Trojan War: Beginning III
Some of you may have even seen Troy, the movie with Brad Pitt playing a very sensitive Achilles and Orlando Bloom as a painfully wus Paris. The movie was good, despite the fact that it's really loosely based on the Trojan War, but seeing Helen was a big downer. I mean, she was hot (and that was great given my feelings about most artistic representations of the heroine), but what's awesome about Helen is that no one ever can really know her. She is profoundly multi-dimensional and beyond any one telling.
I'm here to tell you the story how those infamous thousand ships got launched, but, since you can go ahead and read Homer’s Iliad to see the version focusing on such heroes as Achilles and Hector, I will begin with the woman who got the blame, and I will begin at the beginning.
Leda was the very beautiful Queen of Sparta and married to King Tyndareus by loved by the King of the gods, Zeus himself. Only, this wasn't any old' seduction, as you may remember, Zeus was quite creative, and in this case, he took the shape of a swan. Less than a year later, Leda laid two eggs. The first contained Helen and Polydeuces and the second held Helen’s younger siblings: Clytemnestra and Castor. Helen and Polydeuces were Zeus' children, while the second egg belonged to Tyndareus. Anyway, Helen grew up in Sparta getting more and more beautiful until just after she hit puberty and really began to follow in her mother's footsteps by getting abducted.

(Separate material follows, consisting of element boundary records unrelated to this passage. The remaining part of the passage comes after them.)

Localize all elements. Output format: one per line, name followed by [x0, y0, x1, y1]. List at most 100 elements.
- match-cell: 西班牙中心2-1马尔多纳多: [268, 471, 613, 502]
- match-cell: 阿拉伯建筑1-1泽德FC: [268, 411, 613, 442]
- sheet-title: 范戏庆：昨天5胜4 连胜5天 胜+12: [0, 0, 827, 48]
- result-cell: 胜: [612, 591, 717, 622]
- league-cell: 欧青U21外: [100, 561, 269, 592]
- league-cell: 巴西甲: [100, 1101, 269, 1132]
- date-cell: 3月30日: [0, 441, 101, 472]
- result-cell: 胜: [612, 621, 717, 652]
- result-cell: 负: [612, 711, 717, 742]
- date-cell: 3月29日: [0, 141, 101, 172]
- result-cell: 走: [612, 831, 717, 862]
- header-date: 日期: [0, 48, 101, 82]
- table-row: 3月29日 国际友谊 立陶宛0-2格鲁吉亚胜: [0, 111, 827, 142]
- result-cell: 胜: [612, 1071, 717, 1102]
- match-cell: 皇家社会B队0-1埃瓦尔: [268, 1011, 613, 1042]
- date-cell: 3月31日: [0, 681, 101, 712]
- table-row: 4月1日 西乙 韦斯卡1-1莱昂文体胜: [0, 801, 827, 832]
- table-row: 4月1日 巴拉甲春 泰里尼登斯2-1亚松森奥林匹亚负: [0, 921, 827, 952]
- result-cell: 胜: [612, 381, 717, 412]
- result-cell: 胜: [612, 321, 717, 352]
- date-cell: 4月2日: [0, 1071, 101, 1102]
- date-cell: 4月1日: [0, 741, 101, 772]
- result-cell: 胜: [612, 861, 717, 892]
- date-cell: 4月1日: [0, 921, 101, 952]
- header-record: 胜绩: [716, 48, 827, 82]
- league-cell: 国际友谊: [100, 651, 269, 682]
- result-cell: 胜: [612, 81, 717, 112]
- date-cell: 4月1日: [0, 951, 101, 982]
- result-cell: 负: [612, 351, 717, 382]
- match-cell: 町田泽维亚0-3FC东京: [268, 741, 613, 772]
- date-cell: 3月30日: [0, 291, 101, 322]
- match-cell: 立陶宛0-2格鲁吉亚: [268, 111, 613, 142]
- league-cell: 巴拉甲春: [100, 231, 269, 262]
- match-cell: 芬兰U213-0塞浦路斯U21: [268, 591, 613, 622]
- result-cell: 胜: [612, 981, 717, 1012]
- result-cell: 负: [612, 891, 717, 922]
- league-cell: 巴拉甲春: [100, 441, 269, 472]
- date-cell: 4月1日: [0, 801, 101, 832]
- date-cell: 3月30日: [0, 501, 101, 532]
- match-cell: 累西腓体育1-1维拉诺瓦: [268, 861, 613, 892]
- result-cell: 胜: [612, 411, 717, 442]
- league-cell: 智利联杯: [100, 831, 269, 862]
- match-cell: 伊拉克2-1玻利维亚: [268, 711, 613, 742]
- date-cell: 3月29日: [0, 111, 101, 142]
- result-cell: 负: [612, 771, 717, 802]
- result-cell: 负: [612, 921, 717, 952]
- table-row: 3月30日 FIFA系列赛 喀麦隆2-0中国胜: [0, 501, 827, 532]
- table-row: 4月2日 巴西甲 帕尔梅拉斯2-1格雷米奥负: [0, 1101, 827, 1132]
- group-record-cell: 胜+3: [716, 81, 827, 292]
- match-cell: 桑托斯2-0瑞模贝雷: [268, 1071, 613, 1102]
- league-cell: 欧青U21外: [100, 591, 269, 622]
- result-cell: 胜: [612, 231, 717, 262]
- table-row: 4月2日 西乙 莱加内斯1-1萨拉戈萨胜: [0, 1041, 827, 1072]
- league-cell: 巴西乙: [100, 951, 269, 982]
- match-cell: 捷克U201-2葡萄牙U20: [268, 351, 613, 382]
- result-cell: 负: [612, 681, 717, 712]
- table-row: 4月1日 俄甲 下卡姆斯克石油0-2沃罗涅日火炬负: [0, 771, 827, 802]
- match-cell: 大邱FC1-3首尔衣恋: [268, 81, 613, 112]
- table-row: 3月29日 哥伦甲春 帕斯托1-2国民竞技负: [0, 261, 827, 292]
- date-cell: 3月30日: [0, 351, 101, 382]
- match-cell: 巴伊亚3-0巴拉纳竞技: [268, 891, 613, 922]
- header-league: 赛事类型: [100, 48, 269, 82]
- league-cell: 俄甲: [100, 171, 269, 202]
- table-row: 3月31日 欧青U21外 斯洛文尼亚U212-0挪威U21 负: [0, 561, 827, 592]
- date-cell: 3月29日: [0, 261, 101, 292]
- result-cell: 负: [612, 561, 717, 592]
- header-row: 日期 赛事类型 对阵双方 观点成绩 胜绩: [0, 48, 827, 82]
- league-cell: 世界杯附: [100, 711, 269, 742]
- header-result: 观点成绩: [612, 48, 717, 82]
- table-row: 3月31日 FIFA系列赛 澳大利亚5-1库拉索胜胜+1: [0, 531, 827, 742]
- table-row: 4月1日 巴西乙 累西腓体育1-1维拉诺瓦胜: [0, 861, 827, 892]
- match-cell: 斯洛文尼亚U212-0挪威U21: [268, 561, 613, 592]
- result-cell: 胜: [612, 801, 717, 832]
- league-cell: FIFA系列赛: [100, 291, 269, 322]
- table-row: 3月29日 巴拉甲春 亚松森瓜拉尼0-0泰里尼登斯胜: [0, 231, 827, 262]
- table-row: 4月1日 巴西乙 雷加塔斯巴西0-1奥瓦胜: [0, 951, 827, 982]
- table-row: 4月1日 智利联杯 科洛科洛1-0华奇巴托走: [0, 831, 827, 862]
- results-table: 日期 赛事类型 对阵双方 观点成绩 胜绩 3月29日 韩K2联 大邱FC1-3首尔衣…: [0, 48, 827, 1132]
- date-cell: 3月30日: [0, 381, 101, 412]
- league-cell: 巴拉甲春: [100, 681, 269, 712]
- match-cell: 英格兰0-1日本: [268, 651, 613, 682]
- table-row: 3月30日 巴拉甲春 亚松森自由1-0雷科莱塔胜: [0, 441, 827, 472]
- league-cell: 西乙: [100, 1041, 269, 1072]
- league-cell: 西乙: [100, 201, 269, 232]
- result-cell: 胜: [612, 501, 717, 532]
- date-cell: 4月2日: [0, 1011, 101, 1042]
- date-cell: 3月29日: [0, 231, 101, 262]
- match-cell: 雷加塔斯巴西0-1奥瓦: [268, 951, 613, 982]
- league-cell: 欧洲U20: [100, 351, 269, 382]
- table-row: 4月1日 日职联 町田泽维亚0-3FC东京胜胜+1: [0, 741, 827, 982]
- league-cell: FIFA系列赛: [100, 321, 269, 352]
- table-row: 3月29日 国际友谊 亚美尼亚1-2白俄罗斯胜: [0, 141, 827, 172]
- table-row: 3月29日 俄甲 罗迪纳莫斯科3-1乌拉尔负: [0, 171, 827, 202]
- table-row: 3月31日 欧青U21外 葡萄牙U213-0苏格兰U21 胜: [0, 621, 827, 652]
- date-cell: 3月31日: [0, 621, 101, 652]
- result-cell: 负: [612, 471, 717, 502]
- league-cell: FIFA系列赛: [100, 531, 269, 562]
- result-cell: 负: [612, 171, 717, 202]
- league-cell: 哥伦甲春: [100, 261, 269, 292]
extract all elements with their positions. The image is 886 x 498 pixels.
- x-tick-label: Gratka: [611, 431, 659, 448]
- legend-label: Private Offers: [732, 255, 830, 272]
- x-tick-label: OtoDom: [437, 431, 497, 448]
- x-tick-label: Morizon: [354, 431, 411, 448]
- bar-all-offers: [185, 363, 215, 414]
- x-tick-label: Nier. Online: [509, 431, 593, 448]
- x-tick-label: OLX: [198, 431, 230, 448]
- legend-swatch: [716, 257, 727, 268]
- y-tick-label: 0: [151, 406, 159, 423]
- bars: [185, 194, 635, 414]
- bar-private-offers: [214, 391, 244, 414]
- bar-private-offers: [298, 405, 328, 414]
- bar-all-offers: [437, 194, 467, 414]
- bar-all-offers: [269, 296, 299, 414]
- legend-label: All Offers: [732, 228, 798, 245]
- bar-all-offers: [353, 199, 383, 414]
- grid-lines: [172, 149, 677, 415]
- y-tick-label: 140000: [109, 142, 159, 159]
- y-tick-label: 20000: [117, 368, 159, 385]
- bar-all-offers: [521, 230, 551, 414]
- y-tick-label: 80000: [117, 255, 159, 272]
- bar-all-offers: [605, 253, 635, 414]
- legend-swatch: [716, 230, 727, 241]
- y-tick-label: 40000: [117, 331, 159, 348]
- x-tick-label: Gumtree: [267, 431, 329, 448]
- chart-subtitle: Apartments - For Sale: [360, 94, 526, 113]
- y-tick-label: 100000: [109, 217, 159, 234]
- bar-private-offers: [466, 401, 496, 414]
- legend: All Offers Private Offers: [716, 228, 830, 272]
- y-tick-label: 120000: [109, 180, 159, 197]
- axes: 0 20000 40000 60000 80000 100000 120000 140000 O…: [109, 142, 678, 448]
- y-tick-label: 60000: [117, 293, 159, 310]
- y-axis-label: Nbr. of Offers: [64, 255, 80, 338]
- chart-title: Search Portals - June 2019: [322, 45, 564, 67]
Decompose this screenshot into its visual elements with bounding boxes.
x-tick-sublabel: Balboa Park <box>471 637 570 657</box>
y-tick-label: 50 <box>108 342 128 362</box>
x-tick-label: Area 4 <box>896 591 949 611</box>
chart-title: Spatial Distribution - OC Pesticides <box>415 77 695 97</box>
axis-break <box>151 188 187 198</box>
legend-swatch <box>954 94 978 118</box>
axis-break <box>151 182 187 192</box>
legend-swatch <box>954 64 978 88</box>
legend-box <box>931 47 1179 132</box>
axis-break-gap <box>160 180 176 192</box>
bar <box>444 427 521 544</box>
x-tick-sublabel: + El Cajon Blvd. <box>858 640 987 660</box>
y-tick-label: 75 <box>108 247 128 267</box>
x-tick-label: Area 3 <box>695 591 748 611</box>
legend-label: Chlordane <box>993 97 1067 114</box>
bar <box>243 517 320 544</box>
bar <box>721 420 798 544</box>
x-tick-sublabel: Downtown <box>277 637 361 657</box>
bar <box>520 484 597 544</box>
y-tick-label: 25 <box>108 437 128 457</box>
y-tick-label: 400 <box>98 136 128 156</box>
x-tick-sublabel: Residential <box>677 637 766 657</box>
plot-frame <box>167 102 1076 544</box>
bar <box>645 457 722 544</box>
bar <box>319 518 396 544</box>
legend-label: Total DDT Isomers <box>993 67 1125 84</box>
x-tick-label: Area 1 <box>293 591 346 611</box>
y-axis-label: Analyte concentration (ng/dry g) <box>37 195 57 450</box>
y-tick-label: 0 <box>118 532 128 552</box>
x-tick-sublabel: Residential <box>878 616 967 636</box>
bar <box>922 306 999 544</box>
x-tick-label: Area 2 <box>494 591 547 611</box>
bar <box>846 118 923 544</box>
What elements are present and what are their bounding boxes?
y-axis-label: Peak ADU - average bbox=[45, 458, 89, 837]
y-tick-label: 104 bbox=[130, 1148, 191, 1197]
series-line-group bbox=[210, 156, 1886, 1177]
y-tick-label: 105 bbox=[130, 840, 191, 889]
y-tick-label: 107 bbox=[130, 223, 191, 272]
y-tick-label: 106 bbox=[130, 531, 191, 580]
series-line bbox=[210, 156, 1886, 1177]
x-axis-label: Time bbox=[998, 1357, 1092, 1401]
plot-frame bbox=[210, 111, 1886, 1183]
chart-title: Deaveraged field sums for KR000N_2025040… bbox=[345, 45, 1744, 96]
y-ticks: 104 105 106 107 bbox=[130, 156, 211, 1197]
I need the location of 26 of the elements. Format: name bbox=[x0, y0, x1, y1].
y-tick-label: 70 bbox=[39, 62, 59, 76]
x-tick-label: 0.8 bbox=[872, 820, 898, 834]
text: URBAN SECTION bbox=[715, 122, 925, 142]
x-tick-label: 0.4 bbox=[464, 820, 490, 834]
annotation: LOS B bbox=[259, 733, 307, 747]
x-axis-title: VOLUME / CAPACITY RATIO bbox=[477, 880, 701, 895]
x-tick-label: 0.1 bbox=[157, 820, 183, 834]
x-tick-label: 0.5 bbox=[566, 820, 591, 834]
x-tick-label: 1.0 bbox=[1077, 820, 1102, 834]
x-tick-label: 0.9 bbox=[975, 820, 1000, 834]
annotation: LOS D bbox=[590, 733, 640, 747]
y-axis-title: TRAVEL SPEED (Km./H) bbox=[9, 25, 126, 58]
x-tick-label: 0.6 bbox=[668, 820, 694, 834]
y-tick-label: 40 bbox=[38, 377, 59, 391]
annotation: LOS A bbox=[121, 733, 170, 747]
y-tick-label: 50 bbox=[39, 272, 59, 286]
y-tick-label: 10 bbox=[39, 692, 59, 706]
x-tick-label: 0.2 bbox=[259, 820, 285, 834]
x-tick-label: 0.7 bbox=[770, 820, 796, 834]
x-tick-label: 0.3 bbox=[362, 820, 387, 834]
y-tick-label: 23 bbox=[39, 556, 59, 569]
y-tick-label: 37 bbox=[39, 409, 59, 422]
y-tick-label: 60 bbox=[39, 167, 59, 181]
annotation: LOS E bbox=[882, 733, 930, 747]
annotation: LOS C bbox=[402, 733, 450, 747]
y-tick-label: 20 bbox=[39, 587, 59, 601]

The abductor was the equally famous Theseus, King of Athens. He took her to Aphidna and they did their thing for a good while. At any rate, his goal of banging a daughter of Zeus now accomplished, the king moved on. But Helen was still a hot commodity, and her family - especially her brothers who were heroes in their own right - wanted her back. Castor and Polydeuces (the Dioscuri) attacked Athens and got Helen back and even took some girl slaves of their own while they were there. Back home, Clytemnestra was already married (first to Tantalus and then to Agamemnon who we will see later) but Helen, well, now that she was home her unmarried status became an immediate problem.
As Mr. Robert Bell says, "Every red-blooded male in Greece who had heard of the gorgeous Helen dreamed of possessing her." The rule of Sparta was matrilineal and thus she was such a hot ticket because she also brought with her in marriage one of the most successful cities on the continent and a great powerful military force in Greece: the Spartan Army. Fortunately for Tyndareus, when Odysseus came (and ended up walking out with Penelope, Helen's cousin), he made a suggestion that suitors be required to swear an oath:
Whoever Tyndareus chose to be Helen's husband must be respected by the rest, and more than that, ready to defend that relationship against anyone who would try to steal her away.
As it turns out, Tyndareus randomly chose Menelaus. He was kind of like a noble, plain-looking, rich brat (since most of his power and money came from his powerful brother Agamemnon -the one that married Clytemnestra?). Yeah, well, anyway, when his granddad died he went for rituals and met Paris (his boytoy) and took him home and then LEFT him there while he took a trip to Crete. WTF!? Well, I assume he felt safe given the oath of the suitors. Well, Paris had the goddess Aphrodite herself.
Young, dashing, arrogant Paris seal the deal and off they went in his ship back to Thebes. Helen was NOT kidnapped! She willingly went with Paris. If she was kidnapped Paris would in millions of pieces by the Spartan people. Addition, Spartan women can protect them and can fight as well as the men.
Aphrodite had cursed both daughters of Tyndareus to be unfaithful and hey look; she was already sleeping with slaves! Even if she was in love, there was a whole lot of sorrow in her life and her relationships hurt a lot of people, not least of all Helen.